The state anticipates financing the project with a mix of a low-interest federal loans, state-appropriation bonds, toll revenue bonds and grant anticipation revenue vehicle bonds, or Garvees.
“The Charlotte region continues to be plagued with air pollution problems affecting the health of our residents,” June Blotnick, executive director of Clean Air Carolina, said in a statement. “As we work to improve the quality of life in the region, the one thing we don’t need is a 22-mile highway bursting through our rural countryside, increasing vehicle emissions and sprawl.”
Frank Holleman, senior attorney with the Southern Environmental Law Center, said the Turnpike Authority failed to justify an outdated highway project.
“The agency has not explained why the taxpayers and their children are being saddled with generations of debt to pay for this destructive leviathan that serves none of the purposes claimed by the project proponents,” he said.
Last month, the Federal Highway Administration rescinded its final approval for the Monroe Connector after an appellate judge in May agreed with environmentalists that studies for the $725 million project were flawed. The Turnpike Authority has said the agency is gathering additional data to address the court’s concerns.

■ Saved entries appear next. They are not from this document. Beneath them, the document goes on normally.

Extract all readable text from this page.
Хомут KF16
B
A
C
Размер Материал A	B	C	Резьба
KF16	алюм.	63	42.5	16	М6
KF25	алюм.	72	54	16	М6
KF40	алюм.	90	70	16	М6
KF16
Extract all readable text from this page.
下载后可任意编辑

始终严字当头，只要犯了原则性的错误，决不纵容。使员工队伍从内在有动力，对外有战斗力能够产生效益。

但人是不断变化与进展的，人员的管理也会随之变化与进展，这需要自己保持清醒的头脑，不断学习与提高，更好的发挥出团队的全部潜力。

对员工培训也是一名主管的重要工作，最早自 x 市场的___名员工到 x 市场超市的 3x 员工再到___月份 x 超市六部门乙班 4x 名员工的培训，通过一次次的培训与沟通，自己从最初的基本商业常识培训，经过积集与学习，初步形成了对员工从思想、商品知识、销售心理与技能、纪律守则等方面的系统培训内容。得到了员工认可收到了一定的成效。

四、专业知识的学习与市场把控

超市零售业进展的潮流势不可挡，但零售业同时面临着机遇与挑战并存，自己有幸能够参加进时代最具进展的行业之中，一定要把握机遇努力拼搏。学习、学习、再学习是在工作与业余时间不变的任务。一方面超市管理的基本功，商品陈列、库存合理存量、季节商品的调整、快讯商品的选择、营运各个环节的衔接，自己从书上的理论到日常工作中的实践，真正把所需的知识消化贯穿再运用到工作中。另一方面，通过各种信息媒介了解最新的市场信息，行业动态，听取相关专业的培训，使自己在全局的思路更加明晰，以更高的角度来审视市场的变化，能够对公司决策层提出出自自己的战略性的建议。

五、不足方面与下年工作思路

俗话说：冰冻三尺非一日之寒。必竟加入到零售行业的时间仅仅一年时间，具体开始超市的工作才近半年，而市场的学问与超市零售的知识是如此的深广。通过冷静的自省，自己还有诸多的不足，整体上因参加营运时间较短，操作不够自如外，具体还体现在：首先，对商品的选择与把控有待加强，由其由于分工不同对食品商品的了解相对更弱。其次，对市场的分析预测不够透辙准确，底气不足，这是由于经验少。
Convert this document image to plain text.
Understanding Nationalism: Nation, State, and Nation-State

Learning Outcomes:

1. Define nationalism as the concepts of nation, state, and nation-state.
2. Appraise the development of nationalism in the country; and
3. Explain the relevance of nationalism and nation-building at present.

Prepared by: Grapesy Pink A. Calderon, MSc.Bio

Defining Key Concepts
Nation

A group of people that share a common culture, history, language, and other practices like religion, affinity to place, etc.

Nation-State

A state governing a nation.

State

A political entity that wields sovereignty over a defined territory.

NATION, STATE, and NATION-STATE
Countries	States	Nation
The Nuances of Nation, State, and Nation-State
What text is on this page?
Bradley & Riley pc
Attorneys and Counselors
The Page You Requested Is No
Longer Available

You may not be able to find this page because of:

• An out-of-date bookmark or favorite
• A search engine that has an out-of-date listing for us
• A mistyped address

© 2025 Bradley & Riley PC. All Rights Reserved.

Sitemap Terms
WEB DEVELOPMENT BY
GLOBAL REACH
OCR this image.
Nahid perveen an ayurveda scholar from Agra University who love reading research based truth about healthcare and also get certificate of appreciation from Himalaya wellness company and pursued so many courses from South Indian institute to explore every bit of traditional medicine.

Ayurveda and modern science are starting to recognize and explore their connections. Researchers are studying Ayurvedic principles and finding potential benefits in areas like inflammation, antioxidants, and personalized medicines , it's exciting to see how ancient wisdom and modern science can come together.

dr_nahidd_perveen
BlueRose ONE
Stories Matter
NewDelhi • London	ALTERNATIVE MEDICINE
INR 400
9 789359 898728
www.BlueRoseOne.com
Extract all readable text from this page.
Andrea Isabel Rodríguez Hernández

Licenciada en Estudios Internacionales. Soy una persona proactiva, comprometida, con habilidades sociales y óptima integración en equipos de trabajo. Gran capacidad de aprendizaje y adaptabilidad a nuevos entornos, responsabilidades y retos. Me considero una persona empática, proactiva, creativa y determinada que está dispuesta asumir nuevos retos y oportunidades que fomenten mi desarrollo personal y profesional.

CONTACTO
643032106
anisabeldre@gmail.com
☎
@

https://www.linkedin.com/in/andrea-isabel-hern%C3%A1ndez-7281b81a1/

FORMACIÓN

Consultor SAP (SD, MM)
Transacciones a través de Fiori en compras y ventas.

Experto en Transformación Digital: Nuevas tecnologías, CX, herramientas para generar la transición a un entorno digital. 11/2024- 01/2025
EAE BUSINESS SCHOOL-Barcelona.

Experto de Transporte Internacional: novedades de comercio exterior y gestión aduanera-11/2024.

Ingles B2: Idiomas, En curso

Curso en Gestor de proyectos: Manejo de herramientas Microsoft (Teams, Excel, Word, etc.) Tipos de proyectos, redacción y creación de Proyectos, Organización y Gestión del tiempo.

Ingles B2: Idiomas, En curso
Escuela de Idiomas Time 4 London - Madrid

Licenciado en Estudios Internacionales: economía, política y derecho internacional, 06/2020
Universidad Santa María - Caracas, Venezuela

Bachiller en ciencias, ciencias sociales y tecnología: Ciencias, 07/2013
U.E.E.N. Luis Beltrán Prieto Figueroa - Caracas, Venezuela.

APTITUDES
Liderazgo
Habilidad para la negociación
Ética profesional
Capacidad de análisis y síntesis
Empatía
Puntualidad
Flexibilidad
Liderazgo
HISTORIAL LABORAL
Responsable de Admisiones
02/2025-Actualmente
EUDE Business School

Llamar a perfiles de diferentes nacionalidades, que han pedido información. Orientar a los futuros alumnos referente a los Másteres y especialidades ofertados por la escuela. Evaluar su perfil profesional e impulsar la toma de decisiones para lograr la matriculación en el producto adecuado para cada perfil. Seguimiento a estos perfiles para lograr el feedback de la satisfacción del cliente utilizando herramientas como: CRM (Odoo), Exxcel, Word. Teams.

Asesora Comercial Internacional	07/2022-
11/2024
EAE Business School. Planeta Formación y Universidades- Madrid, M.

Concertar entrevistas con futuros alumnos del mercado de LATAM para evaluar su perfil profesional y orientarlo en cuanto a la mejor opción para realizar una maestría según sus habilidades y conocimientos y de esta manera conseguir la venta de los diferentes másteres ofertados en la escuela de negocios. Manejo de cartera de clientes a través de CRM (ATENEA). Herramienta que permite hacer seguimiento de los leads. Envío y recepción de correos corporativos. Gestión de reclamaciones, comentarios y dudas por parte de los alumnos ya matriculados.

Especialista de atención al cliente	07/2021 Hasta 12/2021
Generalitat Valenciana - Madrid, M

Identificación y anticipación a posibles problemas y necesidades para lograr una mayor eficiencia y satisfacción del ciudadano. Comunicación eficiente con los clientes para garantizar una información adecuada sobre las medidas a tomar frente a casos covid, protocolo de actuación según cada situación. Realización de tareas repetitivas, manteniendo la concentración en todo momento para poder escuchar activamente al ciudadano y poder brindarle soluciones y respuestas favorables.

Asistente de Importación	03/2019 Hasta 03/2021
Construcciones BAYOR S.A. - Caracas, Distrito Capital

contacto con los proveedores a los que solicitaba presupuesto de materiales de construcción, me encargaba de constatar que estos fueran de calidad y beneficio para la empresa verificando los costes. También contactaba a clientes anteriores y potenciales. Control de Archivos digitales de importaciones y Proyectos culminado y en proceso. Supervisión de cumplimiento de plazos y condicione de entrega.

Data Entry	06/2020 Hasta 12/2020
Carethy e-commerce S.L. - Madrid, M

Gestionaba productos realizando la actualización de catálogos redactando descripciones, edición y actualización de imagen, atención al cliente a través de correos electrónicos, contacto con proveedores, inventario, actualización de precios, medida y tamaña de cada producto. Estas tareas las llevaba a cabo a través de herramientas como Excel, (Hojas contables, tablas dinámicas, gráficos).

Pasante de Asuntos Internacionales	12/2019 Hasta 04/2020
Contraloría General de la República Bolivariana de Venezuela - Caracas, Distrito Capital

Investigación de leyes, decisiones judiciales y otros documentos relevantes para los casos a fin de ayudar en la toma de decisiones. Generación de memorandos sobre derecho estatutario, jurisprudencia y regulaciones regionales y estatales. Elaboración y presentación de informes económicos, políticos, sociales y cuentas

The 19.7-mile Monroe Connector is also a tolled, limited-access bypass around heavily congested U.S. 74 from Monroe to Charlotte. The Turnpike Authority and the state have sold a combination of bonds to finance most of the project.
Because no revenues from the project secure the debt, bondholders may not receive notices about the legal problem. In addition, bond resolutions for the Monroe Connector allow proceeds to be used for other projects.